Le elezioni anticipate sono sbagliate, sarebbero un errore pericoloso e una mossa sconsiderata. Eppure stanno prendendo quota in questi giorni, tanto da non essere più da considerarsi come un gioco di immaginazione ma come una possibilità reale. Chi le vuole ha già cominciato a diffondere una seducente narrativa, che parla la lingua dell’efficienza e del buon senso. La tesi fatta circolare in queste ore dai fautori del ricorso alle urne suona più o meno così: «Cosa può fare realmente questo governo? Non vedete che è ormai paralizzato e senza spinta propulsiva e con una maggioranza sempre meno unita? Meglio votare subito per dare un nuovo esecutivo capace di rilanciare il Paese». C’è sicuramente del vero in questa posizione ma le cose non sono così semplici e lineari e soprattutto non si prendono minimamente in considerazione le conseguenze del gesto.

Votare subito significherebbe sciogliere le Camere quest’estate, fare le liste e cominciare la campagna elettorale prima ancora che riaprano le scuole, ma soprattutto rinviare l’approvazione della manovra. Quest’ultimo dato è cruciale e non può essere sottovalutato. Con le elezioni a ottobre non riusciremmo ad avere un Parlamento nel pieno delle sue funzioni prima di novembre e con l’attuale frammentazione partitica (che ci regalerà perlomeno cinque aree politiche) la formazione di un governo, ma prima di tutto di una maggioranza, sarà operazione complicatissima se non quasi impossibile.

Pensare che in queste condizioni si sia in grado di approvare una legge di bilancio è un pericoloso azzardo. Non approvare la manovra significa andare all’esercizio provvisorio e questo vuol dire mandare un messaggio forte e chiaro al mondo e agli speculatori: l’Italia ha non solo il debito pubblico più alto di tutta Europa ma quest’anno non indica nemmeno cosa vuole fare con i suoi conti. La prima conseguenza certa sarebbe l’entrata in vigore delle cosiddette clausole di salvaguardia, a partire dall’aumento automatico dell’Iva al 25 per cento.

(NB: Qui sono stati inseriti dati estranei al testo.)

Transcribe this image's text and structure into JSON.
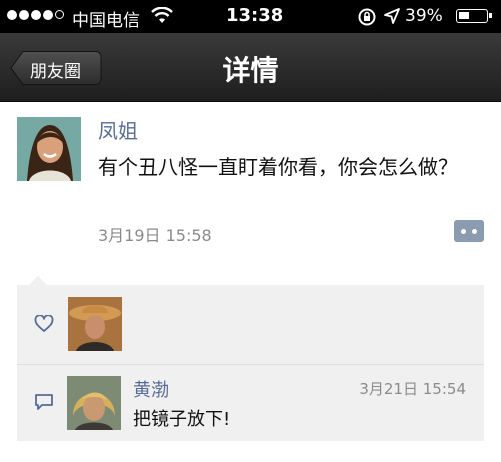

Molti indicatori mostrano finalmente i segni di una ripresa (certamente debole e insufficiente se paragonata al resto del Continente), lo si legge nelle richieste di prestiti per investimenti fatta dalle aziende così come nella crescita dei mutui per comprare case. L’aumento dell’Iva avrebbe l’effetto immediato di tornare a gelare i consumi, con conseguenze depressive. Teniamo poi conto del fatto che sembra ineluttabile un disimpegno della Banca centrale europea negli acquisti di titoli di stato, cosa che da sola stimolerà un incremento dello spread. Sommare questi ingredienti ci porta su una strada pericolosa, dalle conseguenze imprevedibili e, pur senza evocare l’arrivo della Troika a commissariarci, possiamo ben dire che sarebbe una mossa sconsiderata.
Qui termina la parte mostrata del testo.